During the past decade or so "Deconstructionism" has emerged from college Philosophy and Literature departments, gaining particular currency in connection with the popular arts. These days it's not unusual to encounter a think piece theorizing that TV's Dark Angel is, deep down, a deconstruction of The Seventh Seal or some such absurdity. But when it came to true deconstructive invention, Thelonious Sphere Monk (1917-1982), as was so often the case, got there first.I'm always excited to see the use and abuse of theory outside of the academy. And this is an especially noteworthy example. The author manages to trash "dumb" cultural studies without trashing Deconstruction in the process -- the problem seems to be its leaving the academy, not its very existence -- while at the same time elevating the practitioner of a once "popular" form of music to the status of a theorist.
Deconstruction is both antagonist and protagonist here.
Interestingly, this is also the case in many books from the late 80s and early 90s about Derrida, De Man et. al., which want to redeem the good and punish the bad. Even Michael Ryan's Marxism and Deconstruction partakes of that rhetorical strategy.

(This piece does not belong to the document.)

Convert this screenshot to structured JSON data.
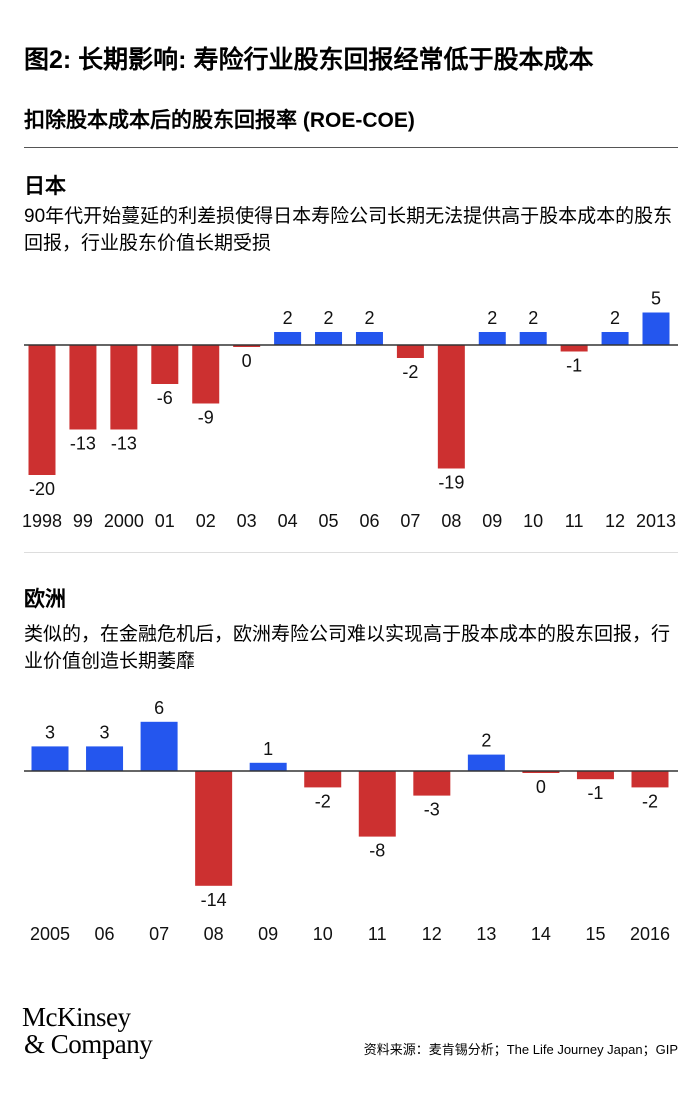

Does this mean that the poor soul who wrote this copy was mired in graduate school a decade ago? There's a decent chance.
I suppose Orrin Keepnews, credited with the could have written the blurb, but it's hard to imagine someone that elderly and distinguished referencing Dark Angel.
The intriguing part is that somebody at Columbia/Legacy believed a nearly illegible back-cover blurb referencing Deconstruction would help to sell a forty-year-old jazz album.
Or have the shrinking markets for theory and jazz finally converged on the perilous shores of Atlantis?